Sejak pagi, karyawan dan mitra SPPG tampak melakukan korve kebersihan dengan menyasar seluruh area dapur. Aktivitas pembersihan dilakukan sebelum proses pengolahan makanan dimulai, sebagai bagian dari kesiapan pelayanan gizi.
Kegiatan ini tidak sekadar rutinitas harian, melainkan pembersihan menyeluruh yang dilakukan sebagai tindak lanjut atas arahan Kepala Badan Gizi Nasional (BGN) berdasarkan hasil Rapat Koordinasi Nasional Pemerintah Pusat dan Daerah Tahun 2026.
Arahan tersebut juga berkaitan dengan instruksi Presiden Republik Indonesia, Prabowo Subianto, mengenai gerakan “Indonesia ASRI” yang disampaikan dalam Rakornas Pemerintah Pusat dan Daerah Tahun 2026. Instruksi itu menekankan pentingnya kebersihan, kerapian, serta kesiapan fasilitas pelayanan publik, termasuk sektor pelayanan gizi.
Menindaklanjuti arahan tersebut, karyawan dan mitra SPPG Grujugan Kidul melakukan pembersihan dapur MBG secara menyeluruh. Seluruh bagian dapur, mulai dari area pengolahan makanan, peralatan masak, lantai, dinding, hingga ruang penyimpanan bahan pangan dibersihkan dan ditata kembali.
Peralatan dapur menjadi perhatian utama dalam kegiatan ini. Kompor, meja kerja, serta alat-alat memasak dibersihkan satu per satu guna memastikan tidak ada sisa kotoran yang dapat memengaruhi keamanan pangan.
Lantai dan dinding dapur juga dibersihkan secara detail untuk menciptakan lingkungan kerja yang higienis dan nyaman. Pembersihan ini dilakukan sebagai langkah preventif untuk mencegah potensi kontaminasi selama proses pengolahan makanan.
Kepala SPPG Grujugan Kidul, Muhammad Alfin Bardani, menjelaskan bahwa kebersihan dapur merupakan bagian penting dari standar pelayanan gizi yang harus dijaga secara konsisten.
“Setiap hari kami memang rutin melakukan bersih-bersih. Sebelum operasional dimulai dan setelah kegiatan selesai, karyawan pasti melakukan kebersihan,” ujar Alfin.
Namun, Alfin menegaskan bahwa kegiatan pada Sabtu pagi tersebut memiliki kekhususan tersendiri karena dilakukan secara total dan menyeluruh.
“Kegiatan hari ini kami lakukan secara menyeluruh. Ini bukan hanya rutinitas harian, tetapi juga bentuk evaluasi dan kesiapan fasilitas sesuai arahan BGN dan instruksi Presiden terkait Indonesia ASRI,” katanya.

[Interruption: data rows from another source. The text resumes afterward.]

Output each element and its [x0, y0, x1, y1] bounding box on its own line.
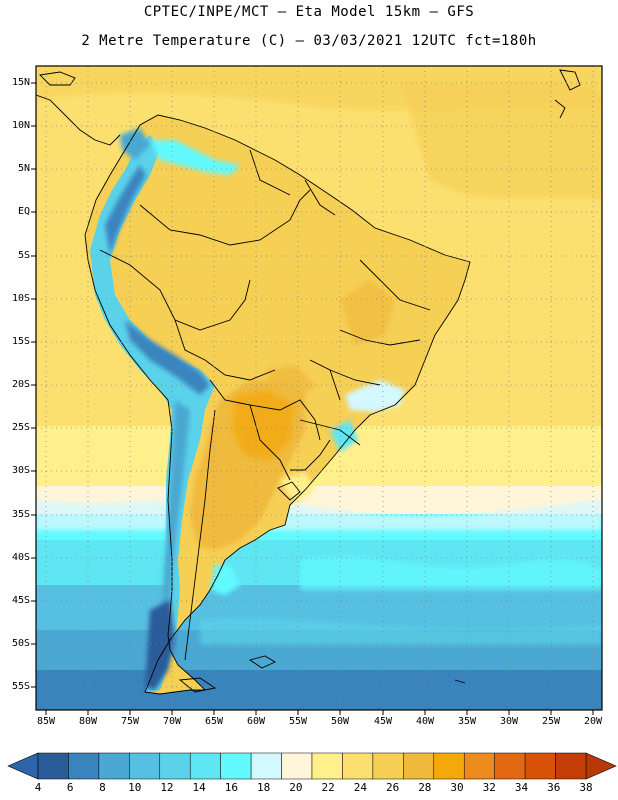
- colorbar-label: 22: [321, 781, 335, 794]
- lat-label-40s: 40S: [11, 552, 30, 563]
- colorbar-swatch: [129, 752, 161, 780]
- lat-label-50s: 50S: [11, 638, 30, 649]
- colorbar-label: 16: [224, 781, 239, 794]
- lon-label-25w: 25W: [541, 716, 561, 727]
- colorbar-swatch: [250, 752, 282, 780]
- lon-label-45w: 45W: [373, 716, 393, 727]
- lat-label-20s: 20S: [11, 379, 30, 390]
- colorbar-label: 24: [353, 781, 367, 794]
- lon-label-40w: 40W: [415, 716, 435, 727]
- lon-label-55w: 55W: [288, 716, 308, 727]
- colorbar-label: 4: [34, 781, 42, 794]
- colorbar-swatch: [68, 752, 100, 780]
- colorbar-label: 36: [547, 781, 561, 794]
- lon-label-80w: 80W: [78, 716, 98, 727]
- lat-label-30s: 30S: [11, 465, 30, 476]
- colorbar-label: 18: [257, 781, 271, 794]
- lon-label-30w: 30W: [499, 716, 519, 727]
- colorbar-swatch: [98, 752, 130, 780]
- lon-label-65w: 65W: [204, 716, 224, 727]
- political-boundaries: [36, 69, 581, 695]
- lat-label-55s: 55S: [11, 681, 30, 692]
- lat-label-10n: 10N: [11, 120, 30, 131]
- colorbar-swatch: [189, 752, 221, 780]
- lat-label-35s: 35S: [11, 509, 30, 520]
- colorbar-swatch: [220, 752, 252, 780]
- colorbar-swatch: [311, 752, 343, 780]
- colorbar-label: 28: [418, 781, 432, 794]
- colorbar-label: 26: [385, 781, 400, 794]
- lat-label-15s: 15S: [11, 336, 30, 347]
- lon-label-70w: 70W: [162, 716, 182, 727]
- lat-label-5s: 5S: [17, 250, 30, 261]
- lon-label-20w: 20W: [583, 716, 603, 727]
- lon-label-75w: 75W: [120, 716, 140, 727]
- map-subtitle: 2 Metre Temperature (C) – 03/03/2021 12U…: [81, 33, 537, 49]
- colorbar-label: 20: [289, 781, 303, 794]
- lat-label-25s: 25S: [11, 422, 30, 433]
- colorbar-swatch: [494, 752, 526, 780]
- map-title: CPTEC/INPE/MCT – Eta Model 15km – GFS: [143, 4, 475, 20]
- map-frame: [35, 65, 603, 711]
- colorbar-swatch: [555, 752, 587, 780]
- lat-label-15n: 15N: [11, 77, 30, 88]
- colorbar-high-cap: [585, 752, 617, 780]
- colorbar-swatch: [433, 752, 465, 780]
- lat-label-5n: 5N: [17, 163, 30, 174]
- colorbar-swatch: [342, 752, 374, 780]
- colorbar-label: 30: [450, 781, 464, 794]
- colorbar-swatch: [372, 752, 404, 780]
- temperature-field: [36, 66, 602, 710]
- colorbar-swatch: [159, 752, 191, 780]
- lat-label-eq: EQ: [17, 206, 30, 217]
- lon-label-85w: 85W: [36, 716, 56, 727]
- colorbar-label: 6: [66, 781, 74, 794]
- lon-label-60w: 60W: [246, 716, 266, 727]
- colorbar-swatch: [281, 752, 313, 780]
- colorbar-label: 14: [192, 781, 206, 794]
- colorbar-swatch: [403, 752, 435, 780]
- colorbar-label: 32: [482, 781, 496, 794]
- colorbar-swatch: [524, 752, 556, 780]
- colorbar-label: 8: [99, 781, 106, 794]
- andes-cold-band: [90, 135, 215, 692]
- colorbar-label: 34: [514, 781, 529, 794]
- colorbar: [7, 752, 617, 780]
- colorbar-swatch: [463, 752, 495, 780]
- lat-label-10s: 10S: [11, 293, 30, 304]
- lon-label-50w: 50W: [330, 716, 350, 727]
- colorbar-label: 38: [579, 781, 593, 794]
- lat-label-45s: 45S: [11, 595, 30, 606]
- colorbar-low-cap: [7, 752, 39, 780]
- colorbar-swatch: [37, 752, 69, 780]
- lon-label-35w: 35W: [457, 716, 477, 727]
- axis-ticks: [31, 82, 594, 715]
- colorbar-label: 12: [160, 781, 174, 794]
- colorbar-label: 10: [128, 781, 142, 794]
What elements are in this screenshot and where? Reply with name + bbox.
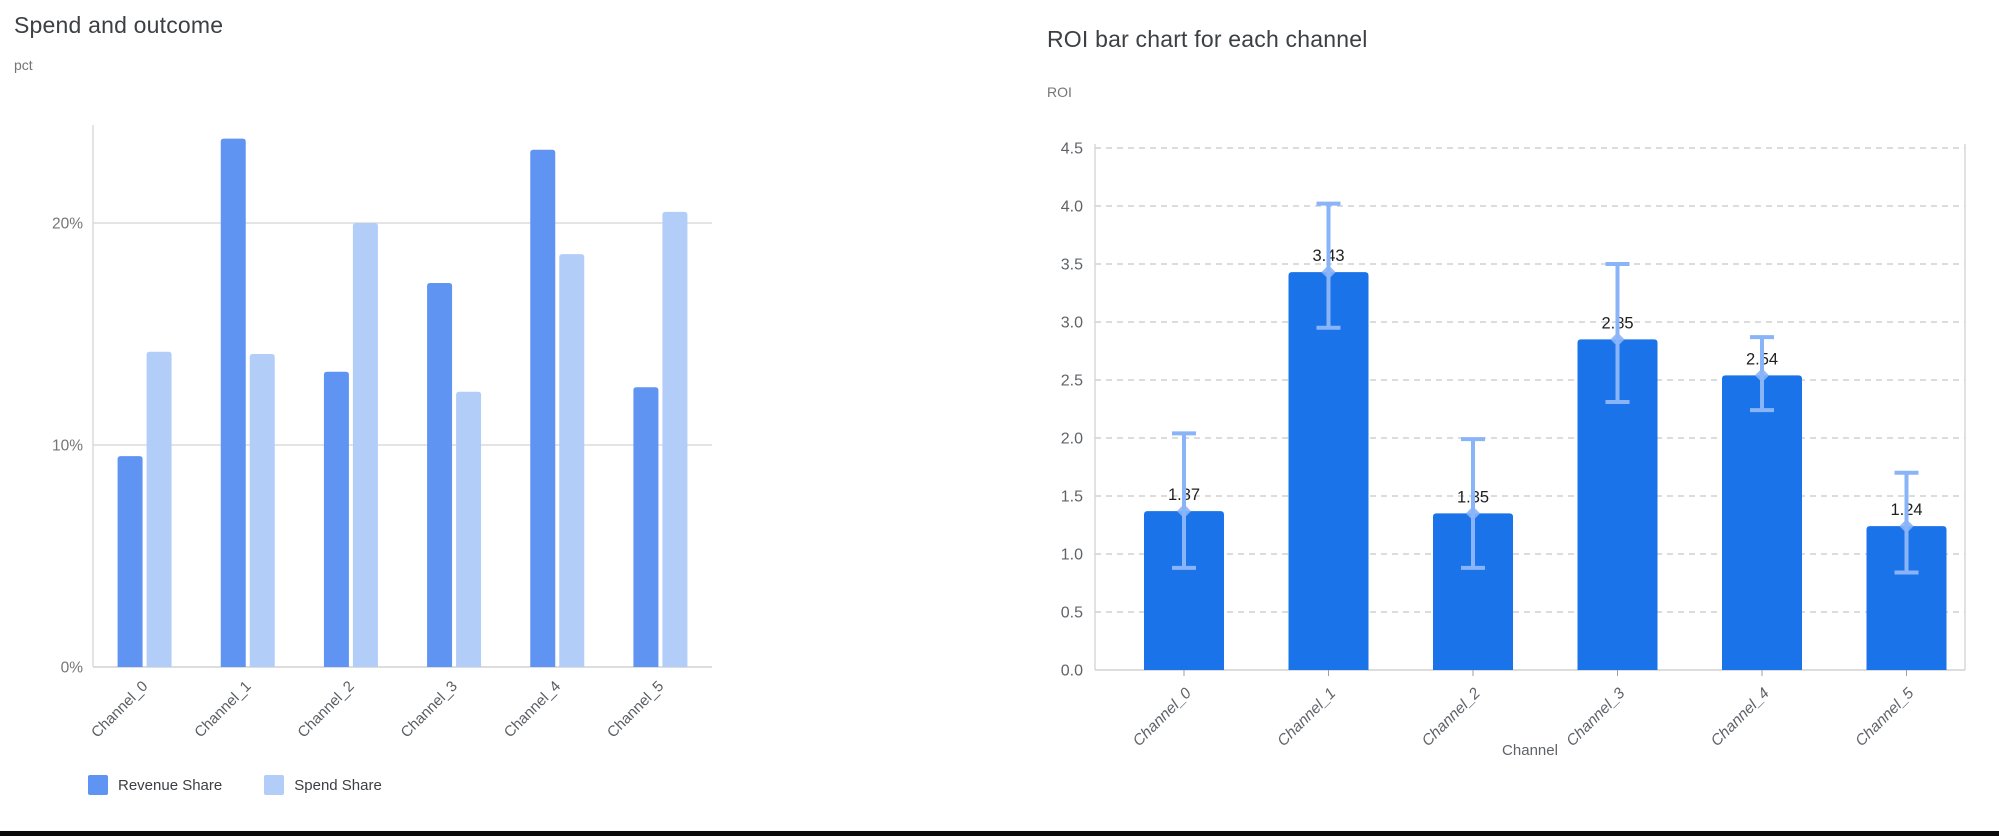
- bar-spend-share-channel-2[interactable]: [352, 223, 378, 667]
- error-bar-channel-3: [1605, 262, 1630, 405]
- bar-roi-channel-5[interactable]: [1866, 526, 1947, 670]
- y-tick-3.0: 3.0: [1061, 315, 1083, 332]
- error-bar-channel-1: [1316, 201, 1341, 330]
- bar-spend-share-channel-4[interactable]: [559, 254, 585, 667]
- bar-revenue-share-channel-3[interactable]: [427, 282, 453, 667]
- error-bar-channel-0: [1172, 431, 1196, 570]
- bar-roi-channel-1[interactable]: [1288, 272, 1369, 670]
- revenue-share-label: Revenue Share: [118, 776, 223, 794]
- bar-spend-share-channel-0[interactable]: [146, 351, 172, 667]
- roi-y-axis-unit: ROI: [1047, 84, 1072, 100]
- y-tick-0.0: 0.0: [1061, 663, 1083, 680]
- bar-revenue-share-channel-4[interactable]: [530, 149, 556, 668]
- x-tick-channel-3: Channel_3: [398, 678, 461, 741]
- error-bar-channel-2: [1461, 437, 1485, 570]
- y-tick-10%: 10%: [52, 437, 83, 454]
- y-tick-0.5: 0.5: [1061, 605, 1083, 622]
- bar-revenue-share-channel-5[interactable]: [633, 387, 659, 667]
- x-tick-channel-0: Channel_0: [88, 678, 151, 741]
- y-tick-2.5: 2.5: [1061, 373, 1083, 390]
- bar-revenue-share-channel-1[interactable]: [220, 138, 246, 667]
- spend-outcome-y-axis-unit: pct: [14, 57, 33, 73]
- spend-outcome-chart-title: Spend and outcome: [14, 12, 224, 38]
- bar-roi-channel-2[interactable]: [1433, 513, 1513, 670]
- y-tick-4.0: 4.0: [1061, 199, 1083, 216]
- bar-roi-channel-4[interactable]: [1722, 375, 1802, 670]
- y-tick-1.5: 1.5: [1061, 489, 1083, 506]
- legend-item-revenue-share[interactable]: Revenue Share: [88, 775, 222, 795]
- spend-outcome-legend: Revenue Share Spend Share: [88, 775, 424, 795]
- bar-spend-share-channel-5[interactable]: [662, 211, 688, 667]
- y-tick-4.5: 4.5: [1061, 141, 1083, 158]
- roi-chart-title: ROI bar chart for each channel: [1047, 26, 1368, 52]
- x-tick-channel-2: Channel_2: [1419, 685, 1484, 750]
- bar-revenue-share-channel-0[interactable]: [117, 456, 143, 667]
- x-tick-channel-1: Channel_1: [1274, 685, 1339, 750]
- spend-share-swatch: [264, 775, 285, 795]
- bar-roi-channel-3[interactable]: [1577, 339, 1658, 670]
- error-bar-channel-4: [1750, 335, 1774, 413]
- y-tick-0%: 0%: [61, 659, 84, 676]
- legend-item-spend-share[interactable]: Spend Share: [264, 775, 382, 795]
- x-tick-channel-2: Channel_2: [294, 678, 357, 741]
- spend-outcome-plot: 0% 10% 20% Channel_0 Channel_1 Channel_2 Chann…: [52, 125, 712, 741]
- error-bar-channel-5: [1894, 470, 1919, 575]
- y-tick-3.5: 3.5: [1061, 257, 1083, 274]
- bar-revenue-share-channel-2[interactable]: [323, 371, 349, 667]
- x-tick-channel-1: Channel_1: [191, 678, 254, 741]
- roi-x-axis-title: Channel: [1502, 742, 1558, 759]
- x-tick-channel-3: Channel_3: [1563, 685, 1628, 750]
- y-tick-20%: 20%: [52, 215, 83, 232]
- bar-spend-share-channel-3[interactable]: [456, 391, 482, 667]
- roi-plot: 0.00.51.01.52.02.53.03.54.04.51.37Channe…: [1061, 141, 1966, 750]
- x-tick-channel-4: Channel_4: [501, 678, 564, 741]
- window-bottom-border: [0, 831, 1999, 836]
- y-tick-2.0: 2.0: [1061, 431, 1083, 448]
- x-tick-channel-0: Channel_0: [1130, 685, 1195, 750]
- bar-roi-channel-0[interactable]: [1144, 511, 1224, 670]
- x-tick-channel-5: Channel_5: [1852, 685, 1917, 750]
- bar-spend-share-channel-1[interactable]: [249, 353, 275, 667]
- spend-share-label: Spend Share: [294, 776, 382, 794]
- x-tick-channel-4: Channel_4: [1708, 685, 1773, 750]
- revenue-share-swatch: [88, 775, 108, 795]
- x-tick-channel-5: Channel_5: [604, 678, 667, 741]
- y-tick-1.0: 1.0: [1061, 547, 1083, 564]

Menurut Alfin, dapur MBG memiliki peran strategis dalam keberhasilan program Makan Bergizi Gratis. Oleh karena itu, kebersihan dan kelayakan dapur harus dipastikan sejak awal sebelum proses pengolahan makanan dimulai.
“Kalau dapurnya bersih dan tertata, proses memasak tentu lebih aman. Ini bukan hanya soal kebersihan, tapi soal kualitas pelayanan gizi yang kami berikan,” jelasnya.
Ia menambahkan, kegiatan korve kebersihan seperti ini tidak berhenti sampai di sini. Ke depan, pembersihan menyeluruh akan dilakukan secara rutin sebagai bagian dari komitmen menjaga standar pelayanan.
“Kegiatan seperti ini pasti kami lakukan secara rutin ke depan. Tujuannya agar dapur selalu siap, layak, dan pelayanan pemenuhan gizi bisa berjalan optimal,” tambahnya.
Melalui kegiatan bersih-bersih dapur ini, SPPG Grujugan Kidul menegaskan komitmennya dalam mendukung program nasional Makan Bergizi Gratis. Dari dapur yang bersih dan tertata, layanan gizi yang aman, sehat, dan berkualitas terus diupayakan.